The Face-to-Face Encounter Requirement
For Medicare beneficiaries, the prescribing practitioner (physician, PA, NP, or clinical nurse specialist) must have a face-to-face encounter with the patient within six months before the date on the written order. This encounter can be conducted in person or via telehealth, as long as telehealth requirements are met.
The encounter must be documented in the medical record with subjective and objective patient-specific information. This means your progress note or visit note should describe the patient’s mobility limitation, your physical examination findings, and your clinical reasoning for ordering a walker. A bare-bones note that simply says “needs walker” will not hold up under review. The written order must also be communicated to the DME supplier before they deliver the equipment.

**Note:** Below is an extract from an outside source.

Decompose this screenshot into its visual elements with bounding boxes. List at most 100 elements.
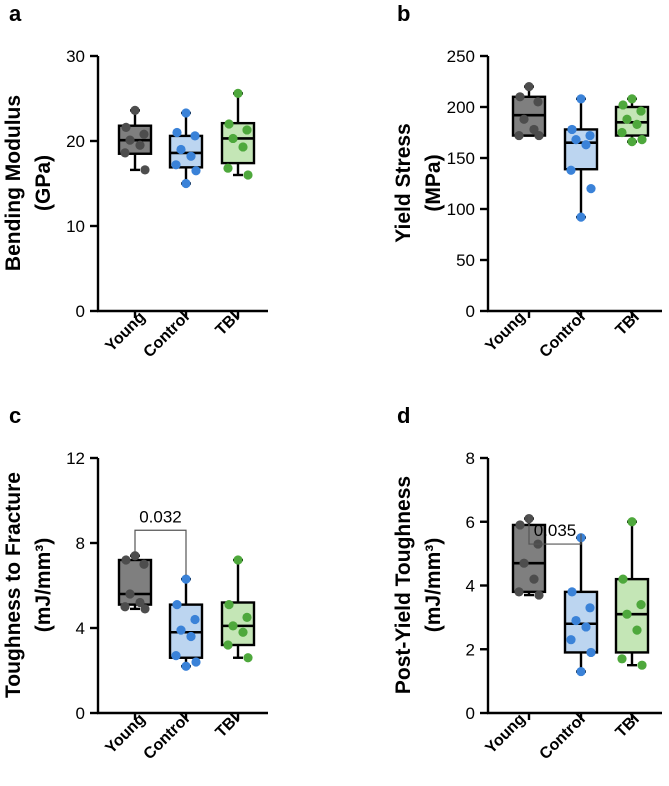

Documenting Medical Necessity
The prescription itself is just half the equation. The clinical documentation in your chart is what actually supports coverage. Medicare covers a walker as “reasonable and necessary” only when three criteria are met:
- The patient has a mobility limitation that significantly impairs their ability to perform mobility-related activities of daily living (toileting, feeding, dressing, grooming, bathing) in the home.
- The patient can safely use the walker. If cognitive or physical limitations make walker use dangerous, coverage will be denied.
- The walker resolves the functional deficit. Your documentation should explain why a walker, specifically, is the right solution rather than a cane or wheelchair.
The mobility limitation must do at least one of three things: prevent the patient from performing the activity entirely, place them at heightened risk of injury or worsening health when attempting it, or prevent them from completing it in a reasonable timeframe. Your chart note should specify which of these applies and describe the functional limitation in concrete terms. “Patient is unsteady on feet” is vague. “Patient demonstrates significant lateral sway during ambulation and has fallen twice in the past month while walking to the bathroom” gives the insurer what it needs.
Common Diagnosis Codes
Your prescription or supporting documentation should include an ICD-10 diagnosis code that supports the medical necessity of the walker. The R26 family of codes covers most gait and mobility abnormalities:
- R26.0: Ataxic gait
- R26.1: Paralytic gait
- R26.2: Difficulty in walking, not elsewhere classified
- R26.89: Other abnormalities of gait and mobility
- R26.9: Unspecified abnormalities of gait and mobility
These are useful when the gait abnormality is the primary diagnosis. In many cases, though, you’ll also include the underlying condition code, such as the code for osteoarthritis, stroke sequelae, or Parkinson’s disease, since the underlying diagnosis strengthens the medical necessity argument. Use the most specific code available rather than defaulting to the unspecified option.
Putting It All Together
A complete, audit-ready walker prescription looks something like this in practice: the patient’s full name and insurance ID at the top, followed by the date, a clear description of the equipment (“folding wheeled walker, E0143, quantity 1”), and the prescriber’s printed name, NPI, and signature. Behind the scenes, the chart note from the qualifying face-to-face visit documents the specific mobility limitation, describes which daily activities are affected and how, confirms the patient can safely operate the walker, and explains why a walker is the appropriate level of assistive device.
Private insurers generally follow the same framework as Medicare, though coverage criteria can vary. If you’re prescribing for a patient with commercial insurance, check the payer’s specific DME policy. Most mirror the Medicare LCD (Local Coverage Determination L33791) closely, but some require prior authorization where Medicare does not.